Мартышкин подошёл к своему столику, а мы притихли.

– Алекс, он опасен.

– Да, Фишер, он опасен.

– Я всё сделаю.

Азовкин поднялся из-за стола и вышел на улицу.

Минут через двадцать Мартышкин, расплатившись с официантом, выскочил из ресторана. Поль, посмотрев на него, философски заметил: "Куда же ты так торопишься, господин Мартышкин".

Через час вернулся Рыбак.

– Всё нормально.

На следующий день в одной из местных газет появилось сообщение о том, что пьяный русский барон упал, насмерть ударившись головой о мостовую. Я же на цеппелине долетел до Кёнигсберга, оттуда поездом через Ригу добрался в Таллин. Вспомнив разговор с Лариным, прошёл на улицу Масюлиса, 43, но Катю Ларину с семьёй там не нашёл. Ночью с берега меня забрал катер со сторожевика Ереванова.

Глава 5. Адмирал Колчак

Советская Россия плавно вошла в горячий двадцатый год. Над страной веяли известные военные и революционные песни: "Варшавянка", "Прощание славянки", "Интернационал", "Рабочая марсельеза", "Наш паровоз, вперёд лети". Белогвардейцы шли в бой под гимн Добровольческой армии "Смело мы в бой пойдём за Русь Святую". Под эту же песню, но с изменёнными словами "Смело мы в бой пойдём за власть Советов" на фронт уходили красные дивизии. Страна жила бурной революционно-военной жизнью, когда не было спокойного тыла – везде был фронт, везде стреляли, взрывали, убивали классовых противников и случайно попавших под раздачу граждан.
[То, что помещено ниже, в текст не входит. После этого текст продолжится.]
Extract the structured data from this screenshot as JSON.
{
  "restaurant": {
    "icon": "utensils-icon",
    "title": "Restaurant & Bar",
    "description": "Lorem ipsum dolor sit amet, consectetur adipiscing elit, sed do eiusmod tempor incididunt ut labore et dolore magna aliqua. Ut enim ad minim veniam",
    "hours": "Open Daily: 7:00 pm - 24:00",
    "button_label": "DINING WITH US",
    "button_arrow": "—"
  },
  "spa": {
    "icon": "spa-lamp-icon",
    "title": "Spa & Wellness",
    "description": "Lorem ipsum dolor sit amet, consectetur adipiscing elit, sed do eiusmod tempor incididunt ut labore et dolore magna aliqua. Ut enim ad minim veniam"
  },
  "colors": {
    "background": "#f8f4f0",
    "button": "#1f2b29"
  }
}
К осени 1919 года численность Красной армии достигла полутора миллиона человек. Большевики восстановили численный перевес на Восточном фронте, сосредоточив на главном направлении 330-тысячную группировку. Туркестанский фронт Михаила Фрунзе также получил четыре армии, чья совокупная численность составляла 80 тысяч человек и вдвое превышала число бойцов Западной армии генерала Ханжина. Началось контрнаступление Красной армии на Восточном фронте против армии Колчака. В ставке верховного правителя.

– Ваше высокопревосходительство, генерал Ханжин на проводе.

– Соедини.

Адъютант соединил Колчака с командармом Западной армии генералом Ханжиным.

– Слушаю тебя, Михаил Васильевич.

– Положение крайне тяжёлое. Наши люди из Москвы доносят, что Фрунзе получил 80 тысяч свежих бойцов, что в два раза больше моей армии.

– Что думаешь предпринять?

– Все ничего, но восстал украинский курень имени Тараса Шевченко, к которому присоединились ещё четыре полка и егерский батальон. Они полностью оголили фронт на своём участке. Туда ринулись красные части. Мне некем заткнуть прорыв.

– Отступай! Срочно отступай.

– Главное, закрепиться негде, придётся отходить к Алтаю. А это оголит фланг Сибирской армии. Ей тоже придётся отступать за Урал.